Director: Jason Bateman
Screenwriter: David Lindsay-Abaire
Cast: Jason Bateman, Nicole Kidman, Christopher Walken
Runtime: 105 mins
Genre: Comedy, Drama, Mystery
Review by Dave Griffiths
One of the quirkiest films of 2016 sees actor Jason Bateman step into the director’s chair for the second time and if The Family Fang is anything to go by then Bateman may well join that elite group of actors turned directors, that already contains people of the calibre of Ron Howard and Clint Eastwood, who are as equally as good no matter what side of the camera they are on. While many may be thinking that as a director Bateman may go for a comedy like Horrible Bosses he has instead delivered a well written, thinking man’s comedy.
Based on a novel by Kevin Wilson The Family Fang centres around two scarred siblings Annie Fang (Nicole Kidman – Moulin Rouge!) who has a drinking problem and her brother Baxter (Jason Bateman – Horrible Bosses) who is struggling to write his third novel. The reason both are scarred are as a result of a horrific childhood which saw the poor forced to take part in their parent’s, Caleb (Christopher Walken – The Deer Hunter) and Camille (Maryann Plunkett – Blue Valentine), works of art… which was normally pranks caught on video that thrust the family into the national spotlight.

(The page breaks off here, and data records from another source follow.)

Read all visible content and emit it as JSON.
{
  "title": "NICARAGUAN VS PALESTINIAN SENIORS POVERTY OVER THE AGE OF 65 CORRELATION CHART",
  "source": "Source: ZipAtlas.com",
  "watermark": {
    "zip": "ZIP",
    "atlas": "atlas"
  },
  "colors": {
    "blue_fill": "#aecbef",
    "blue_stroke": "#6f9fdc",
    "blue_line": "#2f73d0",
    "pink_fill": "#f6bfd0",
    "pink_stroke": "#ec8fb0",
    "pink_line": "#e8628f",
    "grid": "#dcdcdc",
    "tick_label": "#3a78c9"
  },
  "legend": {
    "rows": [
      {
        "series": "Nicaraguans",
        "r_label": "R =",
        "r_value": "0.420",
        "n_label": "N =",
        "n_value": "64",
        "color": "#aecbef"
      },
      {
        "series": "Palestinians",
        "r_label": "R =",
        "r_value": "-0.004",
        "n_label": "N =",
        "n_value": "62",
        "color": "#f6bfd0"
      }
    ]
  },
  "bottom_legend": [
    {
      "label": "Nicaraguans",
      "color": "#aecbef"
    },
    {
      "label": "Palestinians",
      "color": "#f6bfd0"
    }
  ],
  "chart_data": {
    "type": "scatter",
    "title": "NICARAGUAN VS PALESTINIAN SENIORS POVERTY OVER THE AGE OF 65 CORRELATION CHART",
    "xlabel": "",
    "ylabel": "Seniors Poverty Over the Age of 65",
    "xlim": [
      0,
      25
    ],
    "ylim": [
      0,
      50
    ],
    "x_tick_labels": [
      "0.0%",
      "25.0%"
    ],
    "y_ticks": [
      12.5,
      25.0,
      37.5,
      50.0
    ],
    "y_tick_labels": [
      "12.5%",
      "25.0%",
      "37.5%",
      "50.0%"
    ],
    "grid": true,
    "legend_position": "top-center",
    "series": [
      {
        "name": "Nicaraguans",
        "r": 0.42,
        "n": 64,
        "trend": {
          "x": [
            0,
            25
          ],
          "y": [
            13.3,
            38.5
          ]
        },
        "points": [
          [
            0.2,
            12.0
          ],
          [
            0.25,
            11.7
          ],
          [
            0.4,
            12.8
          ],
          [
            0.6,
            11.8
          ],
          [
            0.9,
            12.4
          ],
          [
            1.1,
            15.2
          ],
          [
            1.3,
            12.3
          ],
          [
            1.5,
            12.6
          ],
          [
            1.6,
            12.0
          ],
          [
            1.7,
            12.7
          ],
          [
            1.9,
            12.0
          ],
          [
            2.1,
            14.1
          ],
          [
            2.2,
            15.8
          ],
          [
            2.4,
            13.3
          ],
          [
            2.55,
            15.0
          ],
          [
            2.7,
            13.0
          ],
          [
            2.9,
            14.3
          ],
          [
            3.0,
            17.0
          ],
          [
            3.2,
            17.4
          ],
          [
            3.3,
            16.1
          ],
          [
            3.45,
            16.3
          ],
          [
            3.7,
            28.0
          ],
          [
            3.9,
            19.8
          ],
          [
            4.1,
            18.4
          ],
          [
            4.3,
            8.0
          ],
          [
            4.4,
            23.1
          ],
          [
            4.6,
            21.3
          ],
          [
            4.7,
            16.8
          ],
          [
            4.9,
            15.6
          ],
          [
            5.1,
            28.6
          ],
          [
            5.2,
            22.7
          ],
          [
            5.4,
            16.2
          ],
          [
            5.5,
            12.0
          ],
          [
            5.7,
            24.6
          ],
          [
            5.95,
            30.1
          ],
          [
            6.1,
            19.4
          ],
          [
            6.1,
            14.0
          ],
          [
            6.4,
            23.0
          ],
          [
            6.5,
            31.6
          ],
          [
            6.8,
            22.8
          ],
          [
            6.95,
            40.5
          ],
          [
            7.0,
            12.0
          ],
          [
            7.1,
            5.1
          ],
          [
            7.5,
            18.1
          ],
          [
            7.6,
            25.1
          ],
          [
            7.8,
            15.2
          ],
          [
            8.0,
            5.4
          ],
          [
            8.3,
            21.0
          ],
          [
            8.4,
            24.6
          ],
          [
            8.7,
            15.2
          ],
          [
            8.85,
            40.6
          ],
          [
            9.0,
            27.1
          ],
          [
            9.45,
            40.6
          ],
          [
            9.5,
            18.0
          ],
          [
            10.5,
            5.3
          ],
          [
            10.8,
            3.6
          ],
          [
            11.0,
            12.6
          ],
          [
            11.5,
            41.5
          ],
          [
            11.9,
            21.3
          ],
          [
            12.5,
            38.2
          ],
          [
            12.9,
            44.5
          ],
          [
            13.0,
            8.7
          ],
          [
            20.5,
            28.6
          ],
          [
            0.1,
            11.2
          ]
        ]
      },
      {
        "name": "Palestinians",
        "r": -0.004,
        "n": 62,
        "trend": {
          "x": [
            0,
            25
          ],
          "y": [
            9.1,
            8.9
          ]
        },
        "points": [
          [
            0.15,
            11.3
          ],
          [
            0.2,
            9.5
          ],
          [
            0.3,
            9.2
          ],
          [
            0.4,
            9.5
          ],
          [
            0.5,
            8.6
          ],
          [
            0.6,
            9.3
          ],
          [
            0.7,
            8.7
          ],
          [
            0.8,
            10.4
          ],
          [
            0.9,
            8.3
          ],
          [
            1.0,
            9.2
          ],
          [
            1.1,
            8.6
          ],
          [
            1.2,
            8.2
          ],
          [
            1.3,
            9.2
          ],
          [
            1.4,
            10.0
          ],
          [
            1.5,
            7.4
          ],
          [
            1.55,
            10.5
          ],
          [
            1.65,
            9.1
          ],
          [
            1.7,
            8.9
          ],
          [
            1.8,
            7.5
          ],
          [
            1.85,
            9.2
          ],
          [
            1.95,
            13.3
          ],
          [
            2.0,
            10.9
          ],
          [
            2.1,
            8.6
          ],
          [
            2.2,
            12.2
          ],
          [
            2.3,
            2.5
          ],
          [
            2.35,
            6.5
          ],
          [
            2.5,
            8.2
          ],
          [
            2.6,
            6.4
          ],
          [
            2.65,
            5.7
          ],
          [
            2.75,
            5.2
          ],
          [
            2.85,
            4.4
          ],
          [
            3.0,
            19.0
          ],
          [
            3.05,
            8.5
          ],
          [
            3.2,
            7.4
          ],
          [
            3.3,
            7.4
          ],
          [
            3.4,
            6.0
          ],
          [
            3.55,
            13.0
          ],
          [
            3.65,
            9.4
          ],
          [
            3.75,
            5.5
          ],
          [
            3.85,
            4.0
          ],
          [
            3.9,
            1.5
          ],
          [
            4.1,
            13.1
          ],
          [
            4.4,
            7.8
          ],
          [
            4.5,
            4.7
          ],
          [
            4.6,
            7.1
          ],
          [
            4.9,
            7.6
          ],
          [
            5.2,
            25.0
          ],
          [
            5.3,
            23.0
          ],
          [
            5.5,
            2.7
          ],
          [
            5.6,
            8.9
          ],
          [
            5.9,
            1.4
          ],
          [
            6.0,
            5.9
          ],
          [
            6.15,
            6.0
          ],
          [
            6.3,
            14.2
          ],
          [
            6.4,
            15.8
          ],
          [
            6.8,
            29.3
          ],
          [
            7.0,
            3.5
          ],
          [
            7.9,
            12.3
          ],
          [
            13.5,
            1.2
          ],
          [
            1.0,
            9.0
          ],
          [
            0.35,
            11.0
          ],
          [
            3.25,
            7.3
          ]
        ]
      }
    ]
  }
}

While Annie and Baxter have been trying to avoid their parents for years, they suddenly are all forced together when Baxter is shot in the ear with a potato. When the family is back together Caleb decides that they can start their ‘art’ again but when Camille and Caleb disappear and appear to have been murdered the siblings are left trying to work out whether their parents have been killed or if this is another piece of art.
To call The Family Fang pure comedy is a little bit of a stretch. While it does have the odd humorous scene and a few one-liners that will make you smirk for a majority of the time, the film borders on being a dark drama with some well thought out moments of mystery. Again the film isn’t an ‘are the main characters going to die’ suspense but instead the audience is left wondering the same way that Annie and Baxter are to whether Camille and Caleb have faked their disappearance or actually have been murdered. The twist that the film delivers is not one that you can see coming and as a director Bateman sticks to his hand pretty well, never giving away anything until it is time for the reveal.
While the film does also going into some deep territory as it explores how a parent’s life can cause damage to their children you could never say that this is the type of film that is going to depress its audience. Instead, screenwriter David Lindsay-Abaire (Rabbit Hole) makes sure that he delivers more than enough light moments throughout the film to keep the audience on-side. He has also done a wonderful job creating the characters that we see in the film and despite the oddities of characters like Caleb they are still very believable. The film also tackles the world wide debate of what makes good art and whether modern art is still as good as the classics… although Caleb’s take on what is art may seem a little warped to some.
The good screenplay also allows for some wonderful acting performances. Kidman does a wonderful job playing a character a lot younger than her own age, and this is another film she can add to the list of great films she has made over the past couple of years. She is well supported by Bateman who seems to be enjoying his time away from doing an outrageous comedy. The star of the show here though is Christopher Walken who expertly plays the unhinged Caleb. Whether giving his family a motivational speech, going on a rant about art or flying into a rage Walken shows why he is still one of the top actors in Hollywood in a truly memorable role.
If you have enjoyed some of the quirky films that Nicole Kidman has made over the past few years, then you are going to love The Family Fang. While it’s not so quirky that it is unbelievable, it does provide a few laughs along the way as well as one hell of a mystery.